To exhibit a counterexample, it is enough to know that it is consistent to have an infinite Dedekind finite set $X$ that is the countable union of finite sets (in fact, sets of size 2). Notice that $\omega$ is a surjective image of $X,$ so ${\mathcal P}(X)$ is Dedekind-infinite. Suppose that ${\mathcal P}(Y)\preceq X.$ Then certainly $Y\preceq X,$ so $Y$ is a countable union of finite sets $Y_n.$ If $Y$ is infinite then $Y_n\ne\emptyset$ for infinitely many values of $n.$ But then $\omega$ is also a surjective image of $Y$, so $\omega$ (and in fact $P(\omega)$) injects into ${\mathcal P}(Y)$ and therefore into $X,$ contradiction.

At the end of last lecture we showed Theorem 10, a general result that allows us to compute products $\kappa^\lambda$ for infinite cardinals $\kappa,\lambda,$ namely:

Let $\kappa$ and $\lambda$ be infinite cardinals.

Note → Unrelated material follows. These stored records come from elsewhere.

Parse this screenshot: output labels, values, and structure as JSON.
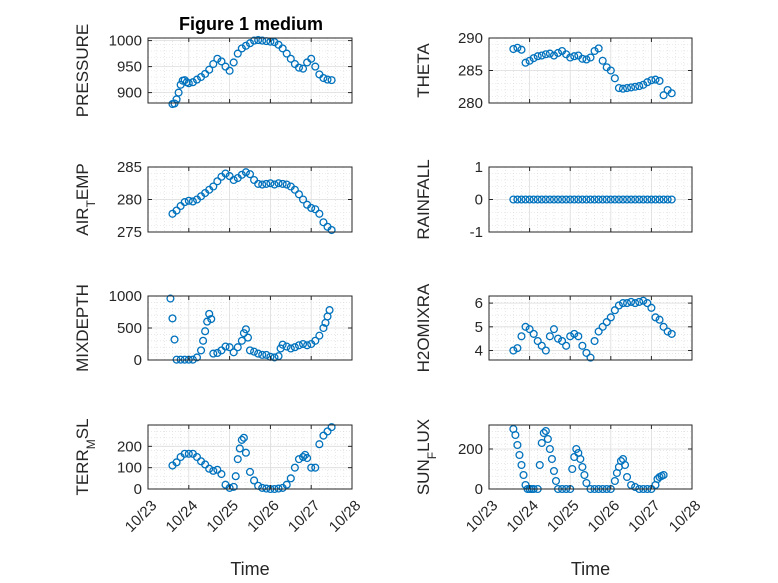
{
  "chart_data": [
    {
      "type": "scatter",
      "title": "Figure 1 medium",
      "ylabel": "PRESSURE",
      "ylim": [
        880,
        1005
      ],
      "yticks": [
        "900",
        "950",
        "1000"
      ],
      "xlim": [
        "10/23",
        "10/28"
      ],
      "grid": true,
      "marker_color": "#0072BD",
      "series": [
        {
          "x": [
            23.6,
            23.65,
            23.7,
            23.75,
            23.8,
            23.85,
            23.9,
            23.95,
            24.0,
            24.1,
            24.2,
            24.3,
            24.4,
            24.5,
            24.6,
            24.7,
            24.8,
            24.9,
            25.0,
            25.1,
            25.2,
            25.3,
            25.4,
            25.5,
            25.6,
            25.7,
            25.8,
            25.9,
            26.0,
            26.1,
            26.2,
            26.3,
            26.4,
            26.5,
            26.6,
            26.7,
            26.8,
            26.9,
            27.0,
            27.1,
            27.2,
            27.3,
            27.4,
            27.5
          ],
          "y": [
            878,
            879,
            887,
            900,
            915,
            923,
            924,
            920,
            918,
            920,
            925,
            930,
            936,
            944,
            955,
            965,
            960,
            950,
            942,
            958,
            975,
            985,
            990,
            995,
            1000,
            1001,
            1000,
            999,
            998,
            997,
            992,
            985,
            975,
            965,
            955,
            948,
            946,
            958,
            965,
            950,
            935,
            928,
            925,
            924
          ]
        }
      ]
    },
    {
      "type": "scatter",
      "ylabel": "THETA",
      "ylim": [
        280,
        290
      ],
      "yticks": [
        "280",
        "285",
        "290"
      ],
      "xlim": [
        "10/23",
        "10/28"
      ],
      "grid": true,
      "marker_color": "#0072BD",
      "series": [
        {
          "x": [
            23.6,
            23.7,
            23.8,
            23.9,
            24.0,
            24.1,
            24.2,
            24.3,
            24.4,
            24.5,
            24.6,
            24.7,
            24.8,
            24.9,
            25.0,
            25.1,
            25.2,
            25.3,
            25.4,
            25.5,
            25.6,
            25.7,
            25.8,
            25.9,
            26.0,
            26.1,
            26.2,
            26.3,
            26.4,
            26.5,
            26.6,
            26.7,
            26.8,
            26.9,
            27.0,
            27.1,
            27.2,
            27.3,
            27.4,
            27.5
          ],
          "y": [
            288.3,
            288.5,
            288.2,
            286.2,
            286.5,
            286.9,
            287.2,
            287.3,
            287.5,
            287.6,
            287.3,
            287.7,
            288.0,
            287.5,
            287.0,
            287.2,
            287.3,
            286.8,
            286.7,
            287.0,
            288.0,
            288.4,
            286.5,
            285.5,
            285.0,
            283.8,
            282.3,
            282.2,
            282.3,
            282.4,
            282.5,
            282.6,
            282.8,
            283.2,
            283.5,
            283.6,
            283.4,
            281.2,
            282.0,
            281.5
          ]
        }
      ]
    },
    {
      "type": "scatter",
      "ylabel_main": "AIR",
      "ylabel_sub": "T",
      "ylabel_rest": "EMP",
      "ylim": [
        275,
        285
      ],
      "yticks": [
        "275",
        "280",
        "285"
      ],
      "xlim": [
        "10/23",
        "10/28"
      ],
      "grid": true,
      "marker_color": "#0072BD",
      "series": [
        {
          "x": [
            23.6,
            23.7,
            23.8,
            23.9,
            24.0,
            24.1,
            24.2,
            24.3,
            24.4,
            24.5,
            24.6,
            24.7,
            24.8,
            24.9,
            25.0,
            25.1,
            25.2,
            25.3,
            25.4,
            25.5,
            25.6,
            25.7,
            25.8,
            25.9,
            26.0,
            26.1,
            26.2,
            26.3,
            26.4,
            26.5,
            26.6,
            26.7,
            26.8,
            26.9,
            27.0,
            27.1,
            27.2,
            27.3,
            27.4,
            27.5
          ],
          "y": [
            277.8,
            278.3,
            279.0,
            279.6,
            279.8,
            279.7,
            280.0,
            280.5,
            281.0,
            281.5,
            282.0,
            282.8,
            283.5,
            284.0,
            283.6,
            283.0,
            283.3,
            283.8,
            284.2,
            283.9,
            283.0,
            282.4,
            282.3,
            282.4,
            282.5,
            282.3,
            282.5,
            282.4,
            282.3,
            282.0,
            281.5,
            280.8,
            280.0,
            279.2,
            278.7,
            278.5,
            277.8,
            276.5,
            275.8,
            275.3
          ]
        }
      ]
    },
    {
      "type": "scatter",
      "ylabel": "RAINFALL",
      "ylim": [
        -1,
        1
      ],
      "yticks": [
        "-1",
        "0",
        "1"
      ],
      "xlim": [
        "10/23",
        "10/28"
      ],
      "grid": true,
      "marker_color": "#0072BD",
      "series": [
        {
          "x": [
            23.6,
            23.7,
            23.8,
            23.9,
            24.0,
            24.1,
            24.2,
            24.3,
            24.4,
            24.5,
            24.6,
            24.7,
            24.8,
            24.9,
            25.0,
            25.1,
            25.2,
            25.3,
            25.4,
            25.5,
            25.6,
            25.7,
            25.8,
            25.9,
            26.0,
            26.1,
            26.2,
            26.3,
            26.4,
            26.5,
            26.6,
            26.7,
            26.8,
            26.9,
            27.0,
            27.1,
            27.2,
            27.3,
            27.4,
            27.5
          ],
          "y": [
            0,
            0,
            0,
            0,
            0,
            0,
            0,
            0,
            0,
            0,
            0,
            0,
            0,
            0,
            0,
            0,
            0,
            0,
            0,
            0,
            0,
            0,
            0,
            0,
            0,
            0,
            0,
            0,
            0,
            0,
            0,
            0,
            0,
            0,
            0,
            0,
            0,
            0,
            0,
            0
          ]
        }
      ]
    },
    {
      "type": "scatter",
      "ylabel": "MIXDEPTH",
      "ylim": [
        0,
        1000
      ],
      "yticks": [
        "0",
        "500",
        "1000"
      ],
      "xlim": [
        "10/23",
        "10/28"
      ],
      "grid": true,
      "marker_color": "#0072BD",
      "series": [
        {
          "x": [
            23.55,
            23.6,
            23.65,
            23.7,
            23.8,
            23.9,
            24.0,
            24.1,
            24.2,
            24.3,
            24.35,
            24.4,
            24.45,
            24.5,
            24.55,
            24.6,
            24.7,
            24.8,
            24.9,
            25.0,
            25.1,
            25.2,
            25.3,
            25.35,
            25.4,
            25.45,
            25.5,
            25.6,
            25.7,
            25.8,
            25.9,
            26.0,
            26.1,
            26.2,
            26.25,
            26.3,
            26.4,
            26.5,
            26.6,
            26.7,
            26.8,
            26.9,
            27.0,
            27.1,
            27.2,
            27.3,
            27.35,
            27.4,
            27.45
          ],
          "y": [
            960,
            650,
            320,
            5,
            5,
            5,
            5,
            5,
            40,
            150,
            300,
            450,
            600,
            720,
            640,
            100,
            110,
            150,
            210,
            200,
            120,
            200,
            300,
            420,
            480,
            350,
            150,
            130,
            100,
            80,
            80,
            50,
            40,
            60,
            180,
            240,
            210,
            180,
            200,
            230,
            250,
            230,
            250,
            300,
            380,
            500,
            580,
            680,
            780
          ]
        }
      ]
    },
    {
      "type": "scatter",
      "ylabel": "H2OMIXRA",
      "ylim": [
        3.6,
        6.3
      ],
      "yticks": [
        "4",
        "5",
        "6"
      ],
      "xlim": [
        "10/23",
        "10/28"
      ],
      "grid": true,
      "marker_color": "#0072BD",
      "series": [
        {
          "x": [
            23.6,
            23.7,
            23.8,
            23.9,
            24.0,
            24.1,
            24.2,
            24.3,
            24.4,
            24.5,
            24.6,
            24.7,
            24.8,
            24.9,
            25.0,
            25.1,
            25.2,
            25.3,
            25.4,
            25.5,
            25.6,
            25.7,
            25.8,
            25.9,
            26.0,
            26.1,
            26.2,
            26.3,
            26.4,
            26.5,
            26.6,
            26.7,
            26.8,
            26.9,
            27.0,
            27.1,
            27.2,
            27.3,
            27.4,
            27.5
          ],
          "y": [
            4.0,
            4.1,
            4.6,
            5.0,
            4.9,
            4.7,
            4.4,
            4.2,
            4.0,
            4.6,
            4.9,
            4.5,
            4.4,
            4.2,
            4.6,
            4.7,
            4.6,
            4.2,
            3.9,
            3.7,
            4.4,
            4.8,
            5.0,
            5.2,
            5.4,
            5.7,
            5.9,
            6.0,
            6.0,
            6.05,
            6.0,
            6.05,
            6.1,
            6.0,
            5.8,
            5.4,
            5.3,
            5.0,
            4.8,
            4.7
          ]
        }
      ]
    },
    {
      "type": "scatter",
      "ylabel_main": "TERR",
      "ylabel_sub": "M",
      "ylabel_rest": "SL",
      "ylim": [
        0,
        300
      ],
      "yticks": [
        "0",
        "100",
        "200"
      ],
      "xlim": [
        "10/23",
        "10/28"
      ],
      "xticks": [
        "10/23",
        "10/24",
        "10/25",
        "10/26",
        "10/27",
        "10/28"
      ],
      "xlabel": "Time",
      "grid": true,
      "marker_color": "#0072BD",
      "series": [
        {
          "x": [
            23.6,
            23.7,
            23.8,
            23.9,
            24.0,
            24.1,
            24.2,
            24.3,
            24.4,
            24.5,
            24.6,
            24.7,
            24.8,
            24.9,
            25.0,
            25.1,
            25.15,
            25.2,
            25.25,
            25.3,
            25.35,
            25.4,
            25.5,
            25.6,
            25.7,
            25.8,
            25.9,
            26.0,
            26.1,
            26.2,
            26.3,
            26.4,
            26.5,
            26.6,
            26.7,
            26.8,
            26.85,
            26.9,
            27.0,
            27.1,
            27.2,
            27.3,
            27.4,
            27.5
          ],
          "y": [
            110,
            125,
            150,
            165,
            165,
            165,
            150,
            130,
            115,
            95,
            85,
            90,
            70,
            20,
            5,
            10,
            60,
            140,
            190,
            230,
            240,
            170,
            80,
            40,
            15,
            5,
            2,
            0,
            0,
            2,
            5,
            20,
            50,
            100,
            140,
            150,
            160,
            145,
            100,
            100,
            210,
            250,
            270,
            290
          ]
        }
      ]
    },
    {
      "type": "scatter",
      "ylabel_main": "SUN",
      "ylabel_sub": "F",
      "ylabel_rest": "LUX",
      "ylim": [
        0,
        320
      ],
      "yticks": [
        "0",
        "200"
      ],
      "xlim": [
        "10/23",
        "10/28"
      ],
      "xticks": [
        "10/23",
        "10/24",
        "10/25",
        "10/26",
        "10/27",
        "10/28"
      ],
      "xlabel": "Time",
      "grid": true,
      "marker_color": "#0072BD",
      "series": [
        {
          "x": [
            23.6,
            23.65,
            23.7,
            23.75,
            23.8,
            23.85,
            23.9,
            23.95,
            24.0,
            24.05,
            24.1,
            24.2,
            24.25,
            24.3,
            24.35,
            24.4,
            24.45,
            24.5,
            24.55,
            24.6,
            24.65,
            24.7,
            24.8,
            24.9,
            25.0,
            25.05,
            25.1,
            25.15,
            25.2,
            25.25,
            25.3,
            25.35,
            25.4,
            25.5,
            25.6,
            25.7,
            25.8,
            25.9,
            26.0,
            26.1,
            26.15,
            26.2,
            26.25,
            26.3,
            26.35,
            26.4,
            26.5,
            26.6,
            26.7,
            26.8,
            26.9,
            27.0,
            27.1,
            27.15,
            27.2,
            27.25,
            27.3
          ],
          "y": [
            300,
            270,
            220,
            170,
            120,
            70,
            20,
            0,
            0,
            0,
            0,
            0,
            120,
            230,
            280,
            290,
            250,
            200,
            150,
            90,
            40,
            0,
            0,
            0,
            0,
            100,
            160,
            200,
            180,
            150,
            110,
            70,
            30,
            0,
            0,
            0,
            0,
            0,
            0,
            40,
            80,
            110,
            140,
            150,
            120,
            60,
            20,
            10,
            0,
            0,
            0,
            0,
            20,
            50,
            60,
            65,
            70
          ]
        }
      ]
    }
  ]
}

Let $\tau=\sup_{\rho<\kappa}|\rho|^\lambda.$ Then

$\displaystyle \kappa^\lambda=\left\{\begin{array}{cl} 2^\lambda & \mbox{if }\kappa\le 2^\lambda,\\ \kappa\cdot\tau & \mbox{if }\lambda<{\rm cf}(\kappa),\\ \tau & \begin{array}{l}\mbox{if }{\rm cf}(\kappa)\le\lambda,2^\lambda<\kappa,\mbox{ and }\\ \rho\mapsto|\rho|^\lambda\mbox{ is eventually constant below }\kappa,\end{array}\\ \kappa^{{\rm cf}(\kappa)} & \mbox{otherwise.}\end{array}\right.$